By the same random-path argument, $Z_n$ is a nonnegative supermartingale w.r.t. $(B_1,B_2,\dots)$.

Convergence and Polarization

By the martingale convergence theorem (Section 21.4): $I_n\in[0,1]$ is a bounded martingale and $Z_n\in[0,1]$ is a nonneg supermartingale, so both converge a.s., denoted as $I_n\to I_\infty$ and $Z_n\to Z_\infty$.

At each step, with probability $\frac12$ the process takes the $W''$ branch where $Z_{n+1}=Z_n^2$.

If $Z_\infty\in(0,1)$, then $Z_\infty^2\neq Z_\infty$, so with probability $\frac12$ the next step jumps to $Z_\infty^2\lt Z_\infty$, contradicting convergence. The only fixed points of $z\mapsto z^2$ in $[0,1]$ are $z=0$ and $z=1$, so $Z_\infty\in\{0,1\}$.

As a capacity, $I_\infty \in [0, 1]$ since the input alphabet has 2 symbols and $\log 2 = 1$.

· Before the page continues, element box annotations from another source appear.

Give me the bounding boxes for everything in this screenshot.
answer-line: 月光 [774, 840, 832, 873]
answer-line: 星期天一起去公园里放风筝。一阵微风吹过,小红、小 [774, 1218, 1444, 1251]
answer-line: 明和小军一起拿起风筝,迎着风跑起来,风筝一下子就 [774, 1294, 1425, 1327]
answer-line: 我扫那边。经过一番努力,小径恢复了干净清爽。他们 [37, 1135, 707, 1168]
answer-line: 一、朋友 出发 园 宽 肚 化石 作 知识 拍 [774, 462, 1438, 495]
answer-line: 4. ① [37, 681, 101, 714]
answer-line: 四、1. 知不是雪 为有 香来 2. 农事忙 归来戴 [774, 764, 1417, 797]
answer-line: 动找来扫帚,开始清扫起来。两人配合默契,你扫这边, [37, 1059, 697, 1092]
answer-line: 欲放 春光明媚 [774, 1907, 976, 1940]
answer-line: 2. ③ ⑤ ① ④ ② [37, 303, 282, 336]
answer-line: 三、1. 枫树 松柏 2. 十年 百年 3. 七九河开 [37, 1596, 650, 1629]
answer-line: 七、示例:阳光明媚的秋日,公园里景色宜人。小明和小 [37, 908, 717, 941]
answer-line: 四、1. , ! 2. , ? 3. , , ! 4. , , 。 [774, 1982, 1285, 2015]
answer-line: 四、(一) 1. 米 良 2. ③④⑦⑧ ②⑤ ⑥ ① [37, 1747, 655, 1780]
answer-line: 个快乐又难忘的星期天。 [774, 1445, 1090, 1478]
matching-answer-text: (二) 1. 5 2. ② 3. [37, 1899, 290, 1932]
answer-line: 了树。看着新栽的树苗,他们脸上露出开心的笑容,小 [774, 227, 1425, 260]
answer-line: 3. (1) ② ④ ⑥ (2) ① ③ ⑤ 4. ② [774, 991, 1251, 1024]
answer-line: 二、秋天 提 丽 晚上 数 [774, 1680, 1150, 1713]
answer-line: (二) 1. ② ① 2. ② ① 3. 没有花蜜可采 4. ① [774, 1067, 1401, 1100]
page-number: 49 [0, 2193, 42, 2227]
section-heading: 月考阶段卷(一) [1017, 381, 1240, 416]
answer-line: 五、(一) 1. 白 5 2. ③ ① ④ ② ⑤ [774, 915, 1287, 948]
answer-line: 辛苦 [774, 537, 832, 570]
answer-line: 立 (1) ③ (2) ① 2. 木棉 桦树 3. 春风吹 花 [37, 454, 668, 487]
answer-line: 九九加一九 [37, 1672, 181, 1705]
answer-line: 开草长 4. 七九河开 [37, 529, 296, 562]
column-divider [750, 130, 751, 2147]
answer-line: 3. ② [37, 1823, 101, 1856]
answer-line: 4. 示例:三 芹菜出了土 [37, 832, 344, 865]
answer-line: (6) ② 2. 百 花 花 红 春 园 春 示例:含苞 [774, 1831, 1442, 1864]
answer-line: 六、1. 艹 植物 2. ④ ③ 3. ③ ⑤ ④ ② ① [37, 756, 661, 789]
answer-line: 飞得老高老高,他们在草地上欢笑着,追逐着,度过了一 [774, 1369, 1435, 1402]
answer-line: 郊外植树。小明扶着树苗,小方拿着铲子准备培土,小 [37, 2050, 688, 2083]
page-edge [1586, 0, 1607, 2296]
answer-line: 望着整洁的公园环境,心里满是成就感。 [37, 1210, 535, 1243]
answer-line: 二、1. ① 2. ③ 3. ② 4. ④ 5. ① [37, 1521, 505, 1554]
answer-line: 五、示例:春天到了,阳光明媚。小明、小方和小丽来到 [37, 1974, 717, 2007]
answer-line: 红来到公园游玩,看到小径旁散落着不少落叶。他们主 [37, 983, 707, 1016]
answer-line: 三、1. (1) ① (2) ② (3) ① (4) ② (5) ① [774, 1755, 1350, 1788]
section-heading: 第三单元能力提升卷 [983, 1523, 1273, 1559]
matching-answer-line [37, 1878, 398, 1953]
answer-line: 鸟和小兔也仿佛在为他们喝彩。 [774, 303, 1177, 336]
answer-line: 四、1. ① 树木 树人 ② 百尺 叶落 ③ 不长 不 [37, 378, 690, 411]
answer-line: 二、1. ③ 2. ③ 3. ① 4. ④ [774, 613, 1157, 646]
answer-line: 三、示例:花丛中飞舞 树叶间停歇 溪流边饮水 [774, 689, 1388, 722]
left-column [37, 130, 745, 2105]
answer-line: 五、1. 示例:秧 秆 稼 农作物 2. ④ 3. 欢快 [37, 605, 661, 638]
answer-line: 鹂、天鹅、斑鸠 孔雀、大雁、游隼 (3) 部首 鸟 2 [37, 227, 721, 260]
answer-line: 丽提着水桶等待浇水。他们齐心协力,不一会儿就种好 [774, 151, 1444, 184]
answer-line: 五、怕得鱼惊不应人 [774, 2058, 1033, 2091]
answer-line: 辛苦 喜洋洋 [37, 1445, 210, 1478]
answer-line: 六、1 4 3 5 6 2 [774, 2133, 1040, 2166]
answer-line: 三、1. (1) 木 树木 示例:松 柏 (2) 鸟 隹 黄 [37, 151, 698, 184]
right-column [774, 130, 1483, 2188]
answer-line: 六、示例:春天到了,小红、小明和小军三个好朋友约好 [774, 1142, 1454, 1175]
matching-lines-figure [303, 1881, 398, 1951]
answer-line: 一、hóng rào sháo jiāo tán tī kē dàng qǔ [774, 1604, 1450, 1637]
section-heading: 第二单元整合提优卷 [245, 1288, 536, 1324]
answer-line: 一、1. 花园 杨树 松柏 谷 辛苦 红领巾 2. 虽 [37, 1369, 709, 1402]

Combined with the $Z$-$I$ bounds for BISO channels (Section 21.2):

$$ \log \frac{2}{1+Z(W)} \le I(W) \le \sqrt{1-Z(W)^2}, $$

$Z_\infty=0$ forces $I_\infty\ge\log 2=1$, hence $I_\infty=1$; $Z_\infty=1$ forces $I_\infty\le 0$, hence $I_\infty=0$. Therefore as $N\to\infty$, for the sub-channels $W_N^{(1)},\dots,W_N^{(N)}$:

$$ Z(W_N^{(i)})\to 0\text{ or }1,\qquad I(W_N^{(i)})\to 1\text{ or }0, $$

almost surely. Each sub-channel becomes either perfectly reliable or completely useless. The average capacity is preserved:

$$ \frac{1}{N}\sum_{i=1}^N I(W_N^{(i)})=I(W). $$

Choosing the Good Sub-channels

Asymptotically ($N\to\infty$): select sub-channels where $I(W_N^{(i)})\to 1$ (equivalently $Z(W_N^{(i)})\to 0$). The fraction of such channels approaches $I(W)$.
Finite $N$: a practical heuristic is to pick sub-channels with $Z\lt 0.5$, yielding roughly $N\cdot I(W)$ good sub-channels.
The remaining (bad) sub-channels are frozen to a fixed known value (e.g., $0$); no information is transmitted through them.